Le « comportement » du gouverneur de la banque centrale du Portugal sous surveillance

La Banque centrale européenne a un « code de conduite » qui (devrait) s’appliquer à tous ses membres

Dans le contexte où le Portugal le gouverneur de la banque centrale semble avoir accepté d’assumer le rôle de Premier ministre en raison de la crise politique qui s’aggrave dans le paysle comité d’éthique de la Banque du Portugal est en cours de convocation.

Expliquez les rapports, pour le moment la Banque centrale européenne « refuse de commenter les questions soulevées sur l’indépendance de Mário Centeno gouverneur de la Banque du Portugal, mais il a souligné le code de conduite qui « s’applique à tous les membres ». »

« L’institution européenne se réfère au principe d’indépendance qui détermine que les membres doivent agir dans l’intérêt de l’Union et pas en conformité avec intérêts personnels ou nationaux ».
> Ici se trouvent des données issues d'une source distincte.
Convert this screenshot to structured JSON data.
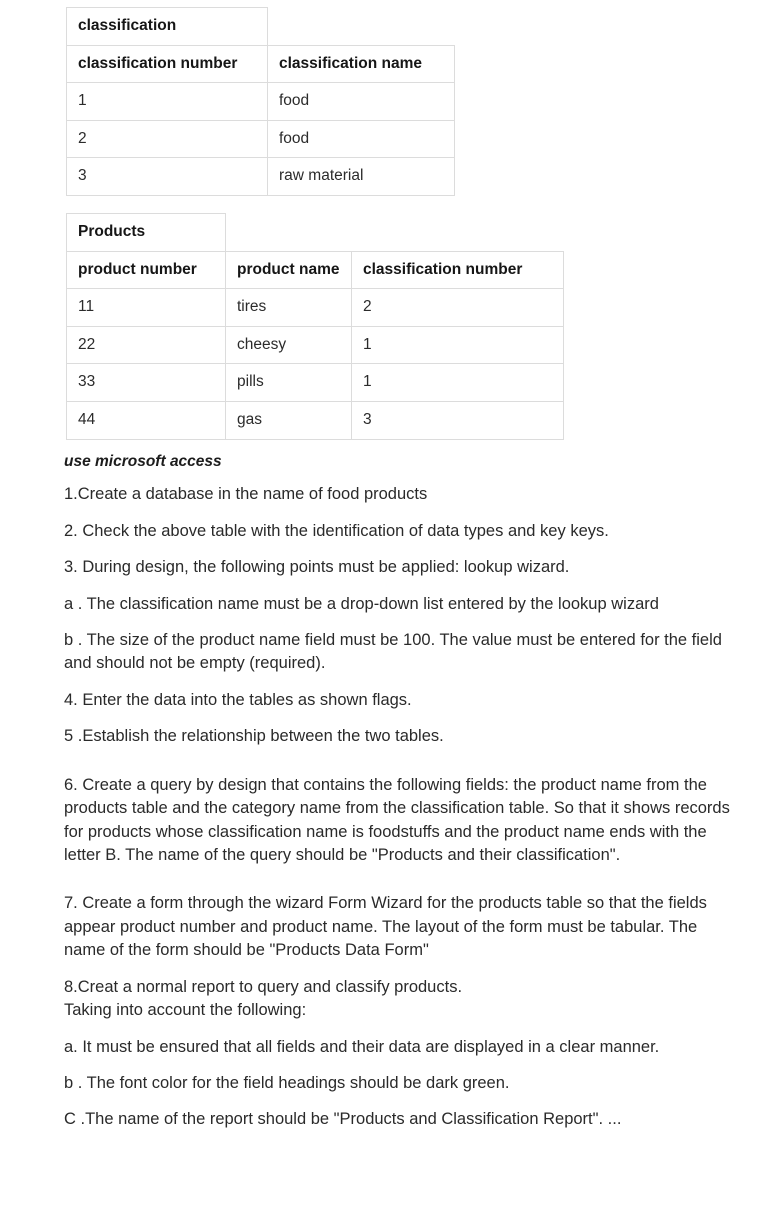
{
  "document": {
    "classification_table": {
      "caption": "classification",
      "headers": [
        "classification number",
        "classification  name"
      ],
      "rows": [
        [
          "1",
          "food"
        ],
        [
          "2",
          "food"
        ],
        [
          "3",
          "raw material"
        ]
      ]
    },
    "products_table": {
      "caption": "Products",
      "headers": [
        "product number",
        "product name",
        "classification number"
      ],
      "rows": [
        [
          "11",
          "tires",
          "2"
        ],
        [
          "22",
          "cheesy",
          "1"
        ],
        [
          "33",
          "pills",
          "1"
        ],
        [
          "44",
          "gas",
          "3"
        ]
      ]
    },
    "instruction_heading": "use microsoft access",
    "paragraphs": [
      "1.Create a database in the name of food products",
      "2. Check the above table with the identification of data types and key keys.",
      "3. During design, the following points must be applied: lookup wizard.",
      "a . The classification name must be a drop-down list entered by the lookup wizard",
      "b . The size of the product name field must be 100. The value must be entered for the field and should not be empty (required).",
      "4. Enter the data into the tables as shown flags.",
      "5 .Establish the relationship between the two tables.",
      "6. Create a query by design that contains the following fields: the product name from the products table and the category name from the classification table. So that it shows records for products whose classification name is foodstuffs and the product name ends with the letter B. The name of the query should be \"Products and their classification\".",
      "7. Create a form through the wizard Form Wizard for the products table so that the fields appear product number and product name. The layout of the form must be tabular. The name of the form should be \"Products Data Form\"",
      "8.Creat a normal report to query and classify products.\nTaking into account the following:",
      "a. It must be ensured that all fields and their data are displayed in a clear manner.",
      "b . The font color for the field headings should be dark green.",
      "C .The name of the report should be \"Products and Classification Report\". ..."
    ]
  },
  "colors": {
    "background": "#ffffff",
    "text": "#2a2a2a",
    "heading": "#161616",
    "table_border": "#dcdcdc"
  }
}
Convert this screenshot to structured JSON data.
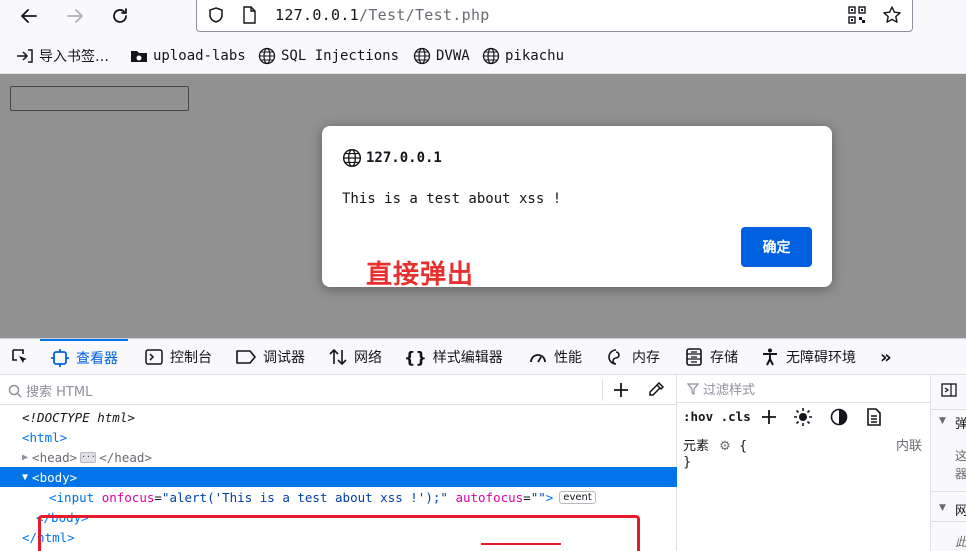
{
  "browser": {
    "url_host": "127.0.0.1",
    "url_path": "/Test/Test.php"
  },
  "bookmarks": [
    {
      "label": "导入书签…",
      "icon": "import-icon"
    },
    {
      "label": "upload-labs",
      "icon": "folder-icon"
    },
    {
      "label": "SQL Injections",
      "icon": "globe-icon"
    },
    {
      "label": "DVWA",
      "icon": "globe-icon"
    },
    {
      "label": "pikachu",
      "icon": "globe-icon"
    }
  ],
  "dialog": {
    "origin": "127.0.0.1",
    "message": "This is a test about xss !",
    "ok_label": "确定"
  },
  "annotation": "直接弹出",
  "devtools": {
    "tabs": [
      {
        "label": "查看器",
        "icon": "inspector-icon",
        "active": true
      },
      {
        "label": "控制台",
        "icon": "console-icon"
      },
      {
        "label": "调试器",
        "icon": "debugger-icon"
      },
      {
        "label": "网络",
        "icon": "network-icon"
      },
      {
        "label": "样式编辑器",
        "icon": "braces-icon"
      },
      {
        "label": "性能",
        "icon": "performance-icon"
      },
      {
        "label": "内存",
        "icon": "memory-icon"
      },
      {
        "label": "存储",
        "icon": "storage-icon"
      },
      {
        "label": "无障碍环境",
        "icon": "accessibility-icon"
      }
    ],
    "search_placeholder": "搜索 HTML",
    "tree": {
      "doctype": "<!DOCTYPE html>",
      "html_open": "html",
      "head": "head",
      "body": "body",
      "input_tag": "input",
      "attr1_name": "onfocus",
      "attr1_value": "\"alert('This is a test about xss !');\"",
      "attr2_name": "autofocus",
      "attr2_value": "\"\"",
      "event_badge": "event",
      "body_close": "</body>",
      "html_close": "</html>"
    },
    "rules": {
      "filter_placeholder": "过滤样式",
      "hov_cls": ":hov .cls",
      "element_label": "元素",
      "inline_label": "内联",
      "brace_open": "{",
      "brace_close": "}"
    },
    "sidebar_glyphs": [
      "弹",
      "这",
      "器",
      "网",
      "此"
    ]
  }
}
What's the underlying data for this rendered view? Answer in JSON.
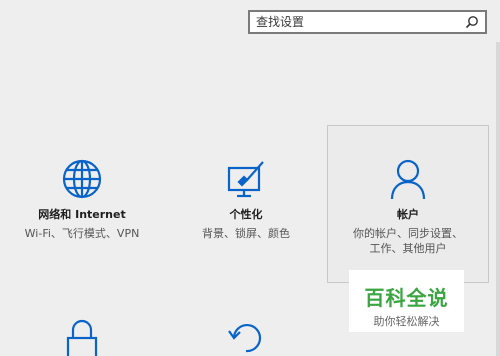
{
  "search": {
    "placeholder": "查找设置"
  },
  "tiles": [
    {
      "title": "网络和 Internet",
      "desc": "Wi-Fi、飞行模式、VPN",
      "icon": "globe-icon"
    },
    {
      "title": "个性化",
      "desc": "背景、锁屏、颜色",
      "icon": "personalization-icon"
    },
    {
      "title": "帐户",
      "desc_line1": "你的帐户、同步设置、",
      "desc_line2": "工作、其他用户",
      "icon": "user-icon"
    }
  ],
  "bottom_icons": [
    "lock-icon",
    "update-icon"
  ],
  "watermark": {
    "main": "百科全说",
    "sub": "助你轻松解决"
  },
  "colors": {
    "accent": "#0a63c9",
    "background": "#eeeeee"
  }
}
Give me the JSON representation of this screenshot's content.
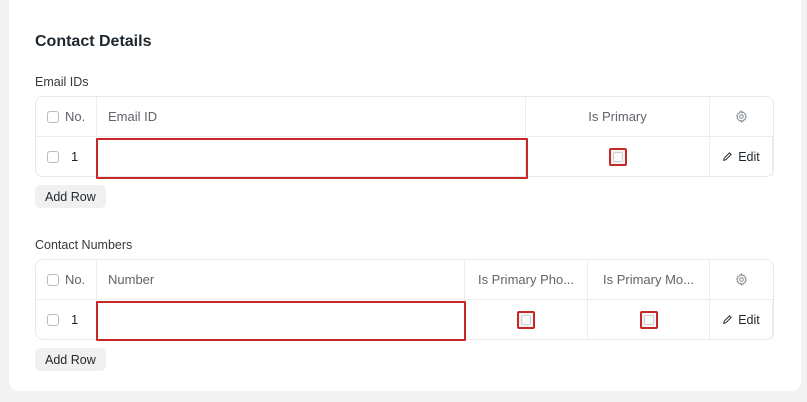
{
  "section": {
    "title": "Contact Details"
  },
  "email_table": {
    "label": "Email IDs",
    "headers": {
      "no": "No.",
      "email": "Email ID",
      "is_primary": "Is Primary"
    },
    "rows": [
      {
        "no": "1",
        "email": "",
        "edit": "Edit"
      }
    ],
    "add_row": "Add Row"
  },
  "phone_table": {
    "label": "Contact Numbers",
    "headers": {
      "no": "No.",
      "number": "Number",
      "is_primary_phone": "Is Primary Pho...",
      "is_primary_mobile": "Is Primary Mo..."
    },
    "rows": [
      {
        "no": "1",
        "number": "",
        "edit": "Edit"
      }
    ],
    "add_row": "Add Row"
  },
  "colors": {
    "highlight": "#c62828",
    "border": "#e8e8e8"
  },
  "icons": {
    "settings": "gear-icon",
    "edit": "pencil-icon"
  }
}
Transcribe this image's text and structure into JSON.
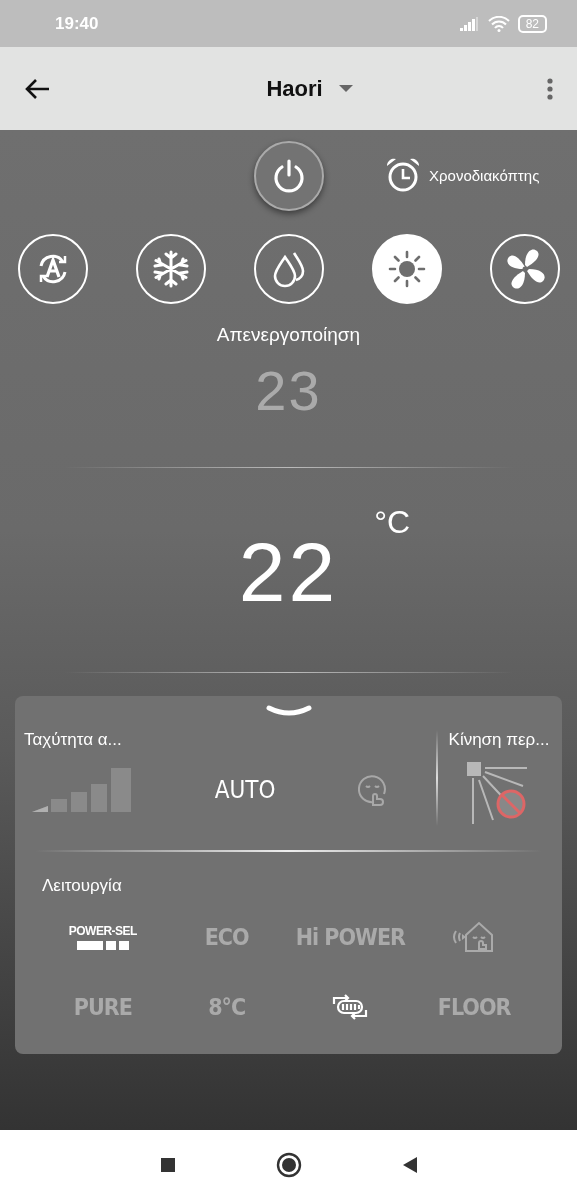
{
  "status_bar": {
    "time": "19:40",
    "battery": "82"
  },
  "app_bar": {
    "title": "Haori"
  },
  "power": {
    "on": false
  },
  "timer": {
    "label": "Χρονοδιακόπτης"
  },
  "modes": [
    {
      "kind": "auto",
      "selected": false
    },
    {
      "kind": "cool",
      "selected": false
    },
    {
      "kind": "dry",
      "selected": false
    },
    {
      "kind": "heat",
      "selected": true
    },
    {
      "kind": "fan",
      "selected": false
    }
  ],
  "status_text": "Απενεργοποίηση",
  "set_temperature": "23",
  "room_temperature": {
    "value": "22",
    "unit": "°C"
  },
  "fan_speed": {
    "label": "Ταχύτητα α...",
    "options": [
      {
        "kind": "bars",
        "selected": false
      },
      {
        "kind": "text",
        "label": "AUTO",
        "selected": true
      },
      {
        "kind": "quiet",
        "selected": false
      }
    ]
  },
  "swing": {
    "label": "Κίνηση περ..."
  },
  "functions": {
    "label": "Λειτουργία",
    "items": [
      {
        "kind": "powersel",
        "label": "POWER-SEL",
        "active": true
      },
      {
        "kind": "text",
        "label": "ECO",
        "active": false
      },
      {
        "kind": "text",
        "label": "Hi POWER",
        "active": false
      },
      {
        "kind": "silent",
        "active": false
      },
      {
        "kind": "text",
        "label": "PURE",
        "active": false
      },
      {
        "kind": "text",
        "label": "8°C",
        "active": false
      },
      {
        "kind": "clean",
        "active": true
      },
      {
        "kind": "text",
        "label": "FLOOR",
        "active": false
      }
    ]
  }
}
Selon un court article publié hier sur SIC Notícias, la banque affirme également que les membres « ne peuvent pas recevoir d’instructions des gouvernements des États membres ».

L’eurodéputé Nuno Melo – actuellement leader du parti portugais CDS, qui n’est pas représenté au Parlement – ​​a soulevé ce point vendredi, suite aux remarques d’António Costa sur son désir de voir Mário Centeno prendre les rênes de l’exécutif socialiste.

Le Premier ministre par intérim est revenu sur le sujet dans son discours à la nation hier soirinsistant : « Mon souci était de donner au Président de la République une alternative à mettre le pays, à trois ans de la fin d’une législature, à dissoudre un parlement et à repartir vers un processus électoral.

Comme cela s’est produit, le président Marcelo a choisi le processus électoral – mais il n’en reste pas moins qu’un ancien ministre des Finances socialiste, nommé par son parti au pouvoir au poste de gouverneur de la Banque du Portugal, était ouvert à l’idée de revenir en politique et d’abandonner de fait son poste à la banque centrale du pays. Rien de tout cela ne semble correspondre au code de conduite de la BCE – et comme les commentateurs l’ont fait remarquer après que M. Costa a référé à plusieurs reprises le plan, cela montre un « manque de respect pour l’autonomie des institutions ».

Pour Nuno Melo, l’option privilégiée par le premier ministre par intérim « prouve une dépendance fonctionnelle et politique mutuelle entre le PS au gouvernement et le gouverneur de la Banque du Portugal(…) lequel est inacceptable et dangereux ».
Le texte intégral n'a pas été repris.